Xavier ressaltou que, desde o início do processo regulatório, em 2024, a SPA adotou uma postura proativa tanto na concessão de autorizações quanto na elaboração de normas para o setor. Ele reconheceu que o período também representou uma curva de aprendizado para a própria equipe da subsecretaria. "Foi um período de aprendizado intenso inclusive para nossa equipe, que buscou aperfeiçoamento técnico e conhecimento em diálogo com operadores, provedores e demais stakeholders do mercado", declarou. Segundo ele, o órgão recorreu às melhores experiências regulatórias internacionais para estruturar o modelo brasileiro, aproveitando a oportunidade de observar falhas e insucessos de outros países antes de definir suas próprias salvaguardas.
Atuação coordenada entre órgãos do governo
O subsecretário destacou que a fiscalização do mercado de apostas no Brasil vai além da SPA. Na semana anterior ao painel, representantes de diferentes instâncias do governo — incluindo o Ministério da Saúde, o Conar e a Secretaria de Defesa do Consumidor — participaram de um debate no Congresso Nacional sobre o setor. Para Xavier, o encontro evidenciou a amplitude do monitoramento. "Há uma atuação coordenada e vigilante de diferentes órgãos. Isso reforça a necessidade de monitoramento próximo para assegurar um mercado saudável, duradouro e livre de fraudes", disse ele.

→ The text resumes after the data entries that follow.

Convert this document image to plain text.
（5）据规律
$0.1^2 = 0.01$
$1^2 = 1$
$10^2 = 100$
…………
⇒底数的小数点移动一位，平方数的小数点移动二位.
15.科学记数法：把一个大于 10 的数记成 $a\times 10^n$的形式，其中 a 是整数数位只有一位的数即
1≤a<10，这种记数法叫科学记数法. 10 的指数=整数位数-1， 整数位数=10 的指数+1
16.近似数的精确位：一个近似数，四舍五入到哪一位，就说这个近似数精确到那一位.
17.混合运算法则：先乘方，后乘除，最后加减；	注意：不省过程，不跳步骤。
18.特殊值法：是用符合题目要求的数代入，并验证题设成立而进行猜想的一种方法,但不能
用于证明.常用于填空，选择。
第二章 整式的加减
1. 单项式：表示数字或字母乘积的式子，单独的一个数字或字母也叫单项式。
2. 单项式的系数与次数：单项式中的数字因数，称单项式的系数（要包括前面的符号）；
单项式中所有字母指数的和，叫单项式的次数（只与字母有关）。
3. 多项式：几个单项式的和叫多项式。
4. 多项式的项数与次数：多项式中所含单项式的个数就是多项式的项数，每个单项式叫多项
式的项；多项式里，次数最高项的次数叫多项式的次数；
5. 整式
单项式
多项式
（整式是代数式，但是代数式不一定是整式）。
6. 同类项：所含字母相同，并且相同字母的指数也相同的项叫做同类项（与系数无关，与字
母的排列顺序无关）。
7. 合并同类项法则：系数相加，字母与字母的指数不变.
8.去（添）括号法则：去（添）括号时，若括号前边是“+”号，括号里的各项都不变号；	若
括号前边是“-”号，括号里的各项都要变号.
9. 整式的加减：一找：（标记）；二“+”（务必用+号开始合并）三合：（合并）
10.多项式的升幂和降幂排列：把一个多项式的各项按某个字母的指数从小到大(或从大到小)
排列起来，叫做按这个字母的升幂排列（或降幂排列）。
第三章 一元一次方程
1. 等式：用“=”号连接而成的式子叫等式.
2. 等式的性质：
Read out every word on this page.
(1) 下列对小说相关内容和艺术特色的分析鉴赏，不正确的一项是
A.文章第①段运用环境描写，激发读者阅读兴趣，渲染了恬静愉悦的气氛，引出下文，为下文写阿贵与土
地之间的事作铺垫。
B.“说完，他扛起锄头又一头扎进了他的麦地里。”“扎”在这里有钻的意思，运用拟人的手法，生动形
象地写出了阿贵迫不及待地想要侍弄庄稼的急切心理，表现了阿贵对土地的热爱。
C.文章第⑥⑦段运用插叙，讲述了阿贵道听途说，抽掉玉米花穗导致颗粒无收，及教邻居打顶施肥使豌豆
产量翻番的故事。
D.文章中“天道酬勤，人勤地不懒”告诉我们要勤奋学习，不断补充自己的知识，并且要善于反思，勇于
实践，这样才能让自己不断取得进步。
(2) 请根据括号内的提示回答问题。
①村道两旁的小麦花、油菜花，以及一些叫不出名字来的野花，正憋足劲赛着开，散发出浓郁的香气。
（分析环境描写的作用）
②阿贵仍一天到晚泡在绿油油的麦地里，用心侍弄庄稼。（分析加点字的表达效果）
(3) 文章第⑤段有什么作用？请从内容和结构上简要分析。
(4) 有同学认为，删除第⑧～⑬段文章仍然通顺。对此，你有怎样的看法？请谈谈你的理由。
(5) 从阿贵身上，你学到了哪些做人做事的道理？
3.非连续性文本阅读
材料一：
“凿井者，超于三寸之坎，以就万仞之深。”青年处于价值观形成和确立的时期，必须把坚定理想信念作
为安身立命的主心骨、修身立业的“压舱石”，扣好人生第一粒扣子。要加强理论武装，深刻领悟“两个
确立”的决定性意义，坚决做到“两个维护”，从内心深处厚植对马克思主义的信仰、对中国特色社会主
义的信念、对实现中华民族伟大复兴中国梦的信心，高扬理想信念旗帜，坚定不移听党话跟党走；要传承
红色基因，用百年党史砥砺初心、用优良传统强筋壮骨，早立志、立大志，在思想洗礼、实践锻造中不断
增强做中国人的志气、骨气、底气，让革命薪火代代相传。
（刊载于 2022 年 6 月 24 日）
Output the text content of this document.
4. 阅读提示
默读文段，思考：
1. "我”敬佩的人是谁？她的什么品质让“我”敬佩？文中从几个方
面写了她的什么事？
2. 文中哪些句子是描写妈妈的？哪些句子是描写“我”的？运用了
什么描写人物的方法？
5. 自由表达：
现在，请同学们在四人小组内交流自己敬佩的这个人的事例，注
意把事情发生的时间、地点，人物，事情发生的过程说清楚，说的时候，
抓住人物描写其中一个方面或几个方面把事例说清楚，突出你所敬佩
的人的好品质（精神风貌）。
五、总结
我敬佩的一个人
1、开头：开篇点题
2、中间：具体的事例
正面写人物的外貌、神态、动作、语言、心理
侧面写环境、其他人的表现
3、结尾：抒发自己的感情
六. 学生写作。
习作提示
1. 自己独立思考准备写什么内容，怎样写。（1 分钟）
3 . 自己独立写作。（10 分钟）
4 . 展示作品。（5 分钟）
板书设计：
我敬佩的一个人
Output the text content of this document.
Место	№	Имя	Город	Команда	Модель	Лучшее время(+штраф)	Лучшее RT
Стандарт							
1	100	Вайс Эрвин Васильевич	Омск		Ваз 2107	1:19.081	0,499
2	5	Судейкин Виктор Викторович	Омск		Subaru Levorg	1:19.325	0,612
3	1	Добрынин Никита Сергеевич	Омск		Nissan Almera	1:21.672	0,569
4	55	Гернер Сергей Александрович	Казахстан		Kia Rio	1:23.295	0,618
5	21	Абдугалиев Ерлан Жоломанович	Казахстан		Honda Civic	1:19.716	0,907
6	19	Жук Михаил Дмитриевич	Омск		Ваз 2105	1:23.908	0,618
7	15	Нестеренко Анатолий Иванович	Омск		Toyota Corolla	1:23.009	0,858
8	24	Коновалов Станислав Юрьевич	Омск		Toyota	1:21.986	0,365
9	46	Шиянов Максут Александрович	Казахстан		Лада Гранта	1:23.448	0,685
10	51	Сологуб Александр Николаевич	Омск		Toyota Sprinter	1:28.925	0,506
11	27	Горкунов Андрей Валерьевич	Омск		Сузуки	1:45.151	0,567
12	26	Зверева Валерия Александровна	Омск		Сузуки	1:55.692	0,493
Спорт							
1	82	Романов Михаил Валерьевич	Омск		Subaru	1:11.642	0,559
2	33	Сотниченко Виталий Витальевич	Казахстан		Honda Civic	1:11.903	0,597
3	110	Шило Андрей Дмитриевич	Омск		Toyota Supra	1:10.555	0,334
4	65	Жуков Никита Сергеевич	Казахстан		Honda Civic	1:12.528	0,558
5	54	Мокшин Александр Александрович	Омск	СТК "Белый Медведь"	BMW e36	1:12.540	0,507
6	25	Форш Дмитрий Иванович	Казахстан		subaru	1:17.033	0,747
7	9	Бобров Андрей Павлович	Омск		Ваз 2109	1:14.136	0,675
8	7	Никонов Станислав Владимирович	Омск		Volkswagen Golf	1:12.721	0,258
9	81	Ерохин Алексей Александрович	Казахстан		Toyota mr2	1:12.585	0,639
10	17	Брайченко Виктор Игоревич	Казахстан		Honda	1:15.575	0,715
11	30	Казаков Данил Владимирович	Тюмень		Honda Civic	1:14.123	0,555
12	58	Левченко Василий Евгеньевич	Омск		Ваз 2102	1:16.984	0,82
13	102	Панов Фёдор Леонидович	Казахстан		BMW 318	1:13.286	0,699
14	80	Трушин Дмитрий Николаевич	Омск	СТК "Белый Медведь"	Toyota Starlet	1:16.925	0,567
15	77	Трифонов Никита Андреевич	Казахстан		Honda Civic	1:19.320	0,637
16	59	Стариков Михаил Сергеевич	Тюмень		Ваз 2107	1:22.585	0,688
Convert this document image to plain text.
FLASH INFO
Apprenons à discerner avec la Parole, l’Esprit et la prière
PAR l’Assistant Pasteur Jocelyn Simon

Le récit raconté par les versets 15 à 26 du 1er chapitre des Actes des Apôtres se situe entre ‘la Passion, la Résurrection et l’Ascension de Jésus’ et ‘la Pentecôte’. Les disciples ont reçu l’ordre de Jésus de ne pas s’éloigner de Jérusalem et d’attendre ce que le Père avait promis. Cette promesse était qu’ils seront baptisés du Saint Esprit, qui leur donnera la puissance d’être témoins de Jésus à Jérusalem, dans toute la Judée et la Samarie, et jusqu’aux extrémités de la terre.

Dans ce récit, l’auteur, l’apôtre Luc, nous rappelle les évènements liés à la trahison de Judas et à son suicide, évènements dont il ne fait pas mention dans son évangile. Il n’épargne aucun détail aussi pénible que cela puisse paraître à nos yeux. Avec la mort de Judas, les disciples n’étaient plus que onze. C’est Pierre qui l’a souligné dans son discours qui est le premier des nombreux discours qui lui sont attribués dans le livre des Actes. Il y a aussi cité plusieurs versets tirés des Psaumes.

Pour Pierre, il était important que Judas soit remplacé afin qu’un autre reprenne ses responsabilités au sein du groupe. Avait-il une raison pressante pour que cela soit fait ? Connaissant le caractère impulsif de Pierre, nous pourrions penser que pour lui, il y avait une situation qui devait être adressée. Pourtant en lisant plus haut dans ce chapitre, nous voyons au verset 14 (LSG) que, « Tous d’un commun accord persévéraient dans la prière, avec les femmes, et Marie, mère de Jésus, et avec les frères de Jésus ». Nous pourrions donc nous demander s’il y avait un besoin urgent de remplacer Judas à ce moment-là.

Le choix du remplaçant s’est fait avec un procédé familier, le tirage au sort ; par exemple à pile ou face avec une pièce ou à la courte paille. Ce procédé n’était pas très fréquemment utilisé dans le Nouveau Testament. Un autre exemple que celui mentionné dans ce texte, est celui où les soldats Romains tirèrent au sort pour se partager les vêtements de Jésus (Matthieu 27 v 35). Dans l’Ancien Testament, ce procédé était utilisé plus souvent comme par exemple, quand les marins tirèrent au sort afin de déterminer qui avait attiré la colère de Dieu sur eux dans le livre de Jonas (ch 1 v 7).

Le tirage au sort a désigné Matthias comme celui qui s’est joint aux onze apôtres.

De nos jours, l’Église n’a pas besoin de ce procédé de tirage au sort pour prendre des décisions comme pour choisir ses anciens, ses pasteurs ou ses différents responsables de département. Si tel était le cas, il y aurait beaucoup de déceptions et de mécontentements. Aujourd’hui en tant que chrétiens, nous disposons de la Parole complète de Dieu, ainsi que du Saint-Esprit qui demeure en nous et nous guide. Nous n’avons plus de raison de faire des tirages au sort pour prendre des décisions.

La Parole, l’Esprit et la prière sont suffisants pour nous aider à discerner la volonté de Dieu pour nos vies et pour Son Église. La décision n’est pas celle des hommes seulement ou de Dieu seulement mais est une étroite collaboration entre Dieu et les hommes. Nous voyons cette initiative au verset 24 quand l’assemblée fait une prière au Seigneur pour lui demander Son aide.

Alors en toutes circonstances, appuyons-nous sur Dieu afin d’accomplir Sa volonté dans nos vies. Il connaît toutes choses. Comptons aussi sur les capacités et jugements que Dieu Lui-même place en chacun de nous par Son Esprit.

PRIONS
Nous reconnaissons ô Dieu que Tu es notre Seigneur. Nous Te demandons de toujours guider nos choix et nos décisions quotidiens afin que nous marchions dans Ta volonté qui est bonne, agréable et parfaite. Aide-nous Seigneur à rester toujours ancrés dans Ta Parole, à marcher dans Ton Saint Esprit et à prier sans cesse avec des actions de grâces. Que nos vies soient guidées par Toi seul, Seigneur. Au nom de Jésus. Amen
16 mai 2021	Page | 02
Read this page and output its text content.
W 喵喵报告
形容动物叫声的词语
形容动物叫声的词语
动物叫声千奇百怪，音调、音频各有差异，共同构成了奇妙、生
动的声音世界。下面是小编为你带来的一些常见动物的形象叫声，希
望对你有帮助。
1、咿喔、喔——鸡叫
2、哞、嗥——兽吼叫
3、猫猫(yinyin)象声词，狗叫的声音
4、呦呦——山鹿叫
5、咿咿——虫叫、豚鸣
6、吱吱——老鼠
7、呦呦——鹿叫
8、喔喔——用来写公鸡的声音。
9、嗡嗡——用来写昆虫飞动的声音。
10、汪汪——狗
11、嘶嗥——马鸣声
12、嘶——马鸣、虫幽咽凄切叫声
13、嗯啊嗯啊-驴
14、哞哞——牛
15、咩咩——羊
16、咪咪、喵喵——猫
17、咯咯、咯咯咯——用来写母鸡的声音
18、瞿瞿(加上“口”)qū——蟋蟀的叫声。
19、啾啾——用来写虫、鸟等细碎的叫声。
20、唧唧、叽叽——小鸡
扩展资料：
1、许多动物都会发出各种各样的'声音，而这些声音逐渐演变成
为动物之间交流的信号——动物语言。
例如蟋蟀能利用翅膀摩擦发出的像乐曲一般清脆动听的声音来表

Combate ao mercado ilegal como principal desafio
Entre os pontos de maior atenção, Xavier apontou o mercado clandestino como o principal desafio para a consolidação do setor regulado. Ele informou que duas normas voltadas ao combate à ilegalidade foram publicadas na semana anterior ao evento. O subsecretário também destacou uma mudança de tom nas esferas mais altas do governo. "Observamos uma mudança relevante no discurso institucional, com o alinhamento entre Presidência da República, Ministério da Fazenda e Ministério da Justiça para direcionar esforços ao foco correto. Não é retroceder no processo de regulação. É intensificar o combate aos ilegais, que atuam à margem das regras e ampliam riscos ao consumidor, à economia e à integridade do setor", afirmou. Para ele, a regulação, aliada à fiscalização efetiva e à cooperação entre instituições, é fundamental para garantir um mercado de apostas responsável, transparente e sustentável no país.